La France a-t-elle respecté ses objectifs climat-énergie en 2023 ?
Alors que la France entière attend encore et toujours la dernière mouture de la stratégie climat-énergie du gouvernement, quels sont les progrès réalisés jusqu’à présent ? Depuis 2017, le Réseau Action Climat publie l’Observatoire Climat Énergie, un tableau de bord objectif et indépendant pour le suivi des objectifs nationaux.
En 2023, la France a réussi à respecter le budget carbone que fixait la dernière Stratégie nationale bas carbone (SNBC), avec un peu de marge. En particulier, le secteur des bâtiments continue de voir ses émissions baisser, sous l’effet croisé des prix de l’énergie qui sont restés élevés, mais également de la sobriété volontaire, de la montée en puissance de la rénovation performante des bâtiments et de l’électrification du chauffage.
De même, le secteur de l’industrie continue sa baisse d’émissions. Comme nous le soulignions dans notre rapport sur la décarbonation de l’industrie française, cette baisse repose encore en grande partie sur la baisse de la production, et elle ne pourra se poursuivre sereinement qu’en entamant une véritable transformation industrielle.
Dernier secteur très émetteur qui tient ses engagements, l’agriculture respecte son budget carbone à quelques tonnes près, marqué par la baisse du cheptel bovin (de manière plus ralentie que les années précédentes), mais également par la baisse notable de l’usage d’engrais azotés.
En revanche, le secteur des transports, qui n’a pas connu de grande réorientation, n’atteint pas ses objectifs. Ses émissions baissent toutefois, largement marqué par la hausse des prix des carburants, qui a incité les automobilistes à modifier leurs habitudes et réduire leurs déplacements. En revanche, si l’aviation domestique a connu une légère diminution de ses activités, notons que l’aviation internationale, non incluse dans les émissions territoriales, continue de voir ses émissions s’envoler, avec une hausse de 16% entre 2022 et 2023 !

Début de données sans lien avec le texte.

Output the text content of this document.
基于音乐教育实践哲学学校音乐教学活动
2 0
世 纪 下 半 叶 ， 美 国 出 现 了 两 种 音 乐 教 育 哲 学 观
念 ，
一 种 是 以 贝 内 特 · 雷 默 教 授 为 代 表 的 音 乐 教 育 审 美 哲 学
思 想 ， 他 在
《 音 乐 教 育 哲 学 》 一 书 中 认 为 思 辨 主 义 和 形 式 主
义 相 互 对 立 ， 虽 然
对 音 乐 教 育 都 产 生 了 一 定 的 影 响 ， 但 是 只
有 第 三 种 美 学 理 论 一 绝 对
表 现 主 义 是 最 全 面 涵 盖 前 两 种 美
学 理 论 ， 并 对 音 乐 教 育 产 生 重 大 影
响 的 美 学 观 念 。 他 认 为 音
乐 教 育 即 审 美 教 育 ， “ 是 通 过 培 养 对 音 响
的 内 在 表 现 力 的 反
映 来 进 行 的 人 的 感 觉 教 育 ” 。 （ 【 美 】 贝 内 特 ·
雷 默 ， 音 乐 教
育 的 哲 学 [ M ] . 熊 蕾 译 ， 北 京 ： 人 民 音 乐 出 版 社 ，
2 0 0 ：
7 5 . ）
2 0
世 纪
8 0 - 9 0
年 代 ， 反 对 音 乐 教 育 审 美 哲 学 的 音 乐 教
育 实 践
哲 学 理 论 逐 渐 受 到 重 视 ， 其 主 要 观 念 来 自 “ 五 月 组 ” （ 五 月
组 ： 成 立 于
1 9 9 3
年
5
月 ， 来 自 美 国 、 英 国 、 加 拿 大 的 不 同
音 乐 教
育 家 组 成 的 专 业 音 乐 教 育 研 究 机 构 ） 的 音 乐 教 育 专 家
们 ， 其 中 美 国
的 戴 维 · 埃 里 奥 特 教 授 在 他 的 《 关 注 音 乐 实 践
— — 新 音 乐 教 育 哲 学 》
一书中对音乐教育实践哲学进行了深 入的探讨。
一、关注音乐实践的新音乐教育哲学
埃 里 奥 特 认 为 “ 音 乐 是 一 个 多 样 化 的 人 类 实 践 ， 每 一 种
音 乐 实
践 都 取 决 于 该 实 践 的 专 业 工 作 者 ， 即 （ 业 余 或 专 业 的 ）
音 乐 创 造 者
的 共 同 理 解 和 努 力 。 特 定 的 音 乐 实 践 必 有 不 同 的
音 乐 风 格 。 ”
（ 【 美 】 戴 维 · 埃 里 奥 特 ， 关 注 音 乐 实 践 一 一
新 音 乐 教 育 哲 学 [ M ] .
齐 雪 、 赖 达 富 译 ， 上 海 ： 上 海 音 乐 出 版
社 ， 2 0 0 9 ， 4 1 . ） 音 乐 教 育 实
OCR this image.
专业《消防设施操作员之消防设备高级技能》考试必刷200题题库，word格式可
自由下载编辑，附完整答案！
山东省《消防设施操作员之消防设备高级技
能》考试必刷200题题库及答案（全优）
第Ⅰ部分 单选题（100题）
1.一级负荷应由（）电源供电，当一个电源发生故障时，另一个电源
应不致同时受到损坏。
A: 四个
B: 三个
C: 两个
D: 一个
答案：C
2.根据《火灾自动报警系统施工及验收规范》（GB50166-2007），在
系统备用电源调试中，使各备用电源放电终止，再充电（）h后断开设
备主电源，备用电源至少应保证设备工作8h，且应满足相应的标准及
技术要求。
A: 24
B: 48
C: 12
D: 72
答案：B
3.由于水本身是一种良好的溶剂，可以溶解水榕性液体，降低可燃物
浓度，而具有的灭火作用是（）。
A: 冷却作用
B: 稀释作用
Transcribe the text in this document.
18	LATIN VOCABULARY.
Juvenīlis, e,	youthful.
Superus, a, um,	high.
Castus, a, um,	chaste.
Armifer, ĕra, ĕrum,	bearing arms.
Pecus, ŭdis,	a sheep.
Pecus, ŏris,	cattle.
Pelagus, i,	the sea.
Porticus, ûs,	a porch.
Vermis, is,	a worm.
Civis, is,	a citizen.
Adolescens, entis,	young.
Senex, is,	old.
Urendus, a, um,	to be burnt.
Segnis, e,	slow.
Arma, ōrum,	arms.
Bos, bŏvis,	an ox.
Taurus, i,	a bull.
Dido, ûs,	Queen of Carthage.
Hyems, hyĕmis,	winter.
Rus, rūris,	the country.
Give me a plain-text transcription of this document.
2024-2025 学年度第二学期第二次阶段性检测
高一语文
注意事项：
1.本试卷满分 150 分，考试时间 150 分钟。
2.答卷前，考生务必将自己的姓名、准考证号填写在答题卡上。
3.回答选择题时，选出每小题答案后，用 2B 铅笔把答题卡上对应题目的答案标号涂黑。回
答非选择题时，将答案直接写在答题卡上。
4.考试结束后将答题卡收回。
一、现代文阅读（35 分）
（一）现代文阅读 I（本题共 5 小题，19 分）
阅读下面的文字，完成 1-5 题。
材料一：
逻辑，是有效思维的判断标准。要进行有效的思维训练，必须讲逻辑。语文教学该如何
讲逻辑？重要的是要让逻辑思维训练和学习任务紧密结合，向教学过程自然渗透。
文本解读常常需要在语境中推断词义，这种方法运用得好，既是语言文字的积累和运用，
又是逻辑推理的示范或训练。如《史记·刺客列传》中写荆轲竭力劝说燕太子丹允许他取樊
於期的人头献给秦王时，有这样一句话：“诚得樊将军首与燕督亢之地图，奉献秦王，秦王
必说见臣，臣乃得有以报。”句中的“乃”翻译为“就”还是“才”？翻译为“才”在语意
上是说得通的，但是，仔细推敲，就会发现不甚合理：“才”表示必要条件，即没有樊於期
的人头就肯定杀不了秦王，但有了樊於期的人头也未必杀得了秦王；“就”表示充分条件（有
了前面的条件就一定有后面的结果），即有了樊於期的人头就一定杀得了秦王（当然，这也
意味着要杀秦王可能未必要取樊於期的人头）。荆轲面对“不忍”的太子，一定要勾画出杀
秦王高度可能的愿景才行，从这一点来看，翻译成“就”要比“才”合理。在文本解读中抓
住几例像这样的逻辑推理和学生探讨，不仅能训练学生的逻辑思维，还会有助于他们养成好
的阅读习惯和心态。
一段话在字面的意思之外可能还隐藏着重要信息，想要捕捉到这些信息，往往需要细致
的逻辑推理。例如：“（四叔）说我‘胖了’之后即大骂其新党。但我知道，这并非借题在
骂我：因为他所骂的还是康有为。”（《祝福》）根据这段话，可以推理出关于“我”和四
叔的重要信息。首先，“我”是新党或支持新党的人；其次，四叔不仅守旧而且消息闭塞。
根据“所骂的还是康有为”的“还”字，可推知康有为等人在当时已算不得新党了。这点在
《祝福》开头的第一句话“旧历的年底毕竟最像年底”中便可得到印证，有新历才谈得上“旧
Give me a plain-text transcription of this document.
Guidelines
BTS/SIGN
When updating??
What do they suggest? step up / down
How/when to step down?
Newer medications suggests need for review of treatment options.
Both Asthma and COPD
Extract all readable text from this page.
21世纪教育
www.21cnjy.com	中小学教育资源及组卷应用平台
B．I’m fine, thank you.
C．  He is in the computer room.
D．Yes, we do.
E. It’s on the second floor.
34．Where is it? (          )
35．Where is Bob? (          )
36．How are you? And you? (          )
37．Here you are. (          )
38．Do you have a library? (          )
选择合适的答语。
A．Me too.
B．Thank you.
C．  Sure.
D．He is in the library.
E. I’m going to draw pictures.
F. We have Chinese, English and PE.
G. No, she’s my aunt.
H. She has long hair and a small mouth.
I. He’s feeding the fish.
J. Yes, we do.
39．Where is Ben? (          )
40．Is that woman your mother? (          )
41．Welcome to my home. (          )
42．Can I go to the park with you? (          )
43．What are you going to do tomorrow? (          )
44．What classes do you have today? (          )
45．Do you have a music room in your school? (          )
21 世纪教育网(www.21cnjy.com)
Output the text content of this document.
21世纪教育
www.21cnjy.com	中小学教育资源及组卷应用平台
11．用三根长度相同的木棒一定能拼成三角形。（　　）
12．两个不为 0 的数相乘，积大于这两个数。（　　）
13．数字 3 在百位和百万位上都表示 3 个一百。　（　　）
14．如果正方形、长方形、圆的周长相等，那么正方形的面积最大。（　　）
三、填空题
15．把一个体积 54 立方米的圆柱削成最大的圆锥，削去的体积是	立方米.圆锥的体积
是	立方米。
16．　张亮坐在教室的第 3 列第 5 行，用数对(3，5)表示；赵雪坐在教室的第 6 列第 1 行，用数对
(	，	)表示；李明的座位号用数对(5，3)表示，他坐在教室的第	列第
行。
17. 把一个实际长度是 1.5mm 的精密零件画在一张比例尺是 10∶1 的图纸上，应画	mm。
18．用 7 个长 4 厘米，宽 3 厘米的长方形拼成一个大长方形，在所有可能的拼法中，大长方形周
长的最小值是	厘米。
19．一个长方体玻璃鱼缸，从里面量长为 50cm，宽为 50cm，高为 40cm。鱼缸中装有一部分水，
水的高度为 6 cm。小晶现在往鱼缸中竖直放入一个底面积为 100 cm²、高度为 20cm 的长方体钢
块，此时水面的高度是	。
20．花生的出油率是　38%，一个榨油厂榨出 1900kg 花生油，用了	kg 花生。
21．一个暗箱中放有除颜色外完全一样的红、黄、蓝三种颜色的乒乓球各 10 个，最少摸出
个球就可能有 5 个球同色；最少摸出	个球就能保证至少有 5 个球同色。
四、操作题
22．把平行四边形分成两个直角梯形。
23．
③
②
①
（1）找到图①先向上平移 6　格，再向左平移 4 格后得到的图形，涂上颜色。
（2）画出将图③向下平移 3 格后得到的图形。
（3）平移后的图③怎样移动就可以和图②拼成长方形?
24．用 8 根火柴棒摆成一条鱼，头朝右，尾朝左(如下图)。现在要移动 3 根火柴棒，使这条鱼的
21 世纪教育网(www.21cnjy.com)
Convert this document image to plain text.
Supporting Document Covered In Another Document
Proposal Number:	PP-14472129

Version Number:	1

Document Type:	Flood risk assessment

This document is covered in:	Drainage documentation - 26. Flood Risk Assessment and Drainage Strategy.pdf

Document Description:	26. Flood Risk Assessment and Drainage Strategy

Enfin, le secteur le plus éloigné de ses objectifs reste celui des forêts et des sols. La croissance des forêts et l’apport de matières organiques aux sols doit absorber le carbone que les autres secteurs continueront d’émettre. Cependant, les forêts ne sont pas en forme, heurtées par des sécheresses et des parasites renforcés par le réchauffement climatique. En fin d’année, et d’après des chiffres encore à consolider, les puits de carbone français n’ont absorbé que la moitié de l’objectif, trop élevé, issu de la SNBC. Un rappel qu’il faut repenser notre politique forestière pour privilégier la durabilité des forêts plutôt que leur rentabilité, mais aussi renforcer la baisse des émissions dans les autres secteurs.
Du côté de notre énergie, le tableau est contrasté. La réduction globale de notre consommation d’énergie a permis de tenir nos objectifs de baisse de la consommation d’énergie fossiles, hormis pour les produits pétroliers où la consommation dépasse légèrement l’objectif. En revanche, la France n’atteint que cette année l’objectif de part d’énergies renouvelables qu’elle s’était fixée pour 2020, avec 22,2% de l’énergie finale brute consommée. En réalité, c’est surtout la baisse, en grande partie contrainte, des consommations qui a permis l’atteinte de nos objectifs. La sortie des énergies fossiles ne pourra être réalisée suffisamment rapidement que si la France renforce sa production d’électricité au plus vite, c’est-à-dire en accélérant sérieusement sur l’énergie éolienne et le photovoltaïque.
Un tableau contrasté qui appelle à des changements structurels
En fin de compte, les chiffres de l’Observatoire Climat Energie font preuve d’une atteinte fragile des objectifs climatiques, et permettent d’identifier les faiblesses des politiques sectorielles qui doivent être comblées en priorité. Une nouvelle fois, le Réseau Action Climat appelle à prendre la mesure de l’urgence climatique et à agir rapidement, mais surtout de manière ambitieuse et non seulement cosmétique, ou par des mesurettes qui ne seraient que des pansements sur des plaies béantes.
Les mois prochains seront critiques pour la planification écologique. Non seulement des changements structurels sont nécessaires afin de pérenniser les avancées conjoncturelles après la sortie de la crise des prix de l’énergie, mais la France devra aussi se doter de nouveaux objectifs, rehaussés en accord avec les règles européennes, sur le climat et l’énergie.
La 3e SNBC et la 3e PPE (Programmation pluriannuelle de l’énergie), qui auraient dû être publiées avant juin 2023, et dont la mise en consultation publique est urgente, doivent donc nous permettre de passer une vitesse et d’activer les leviers réellement efficaces et suffisamment ambitieux pour atteindre la neutralité carbone le plus vite possible, tout en apportant des solutions concrètes et accessibles aux ménages pour sortir de la dépendance aux énergies fossiles.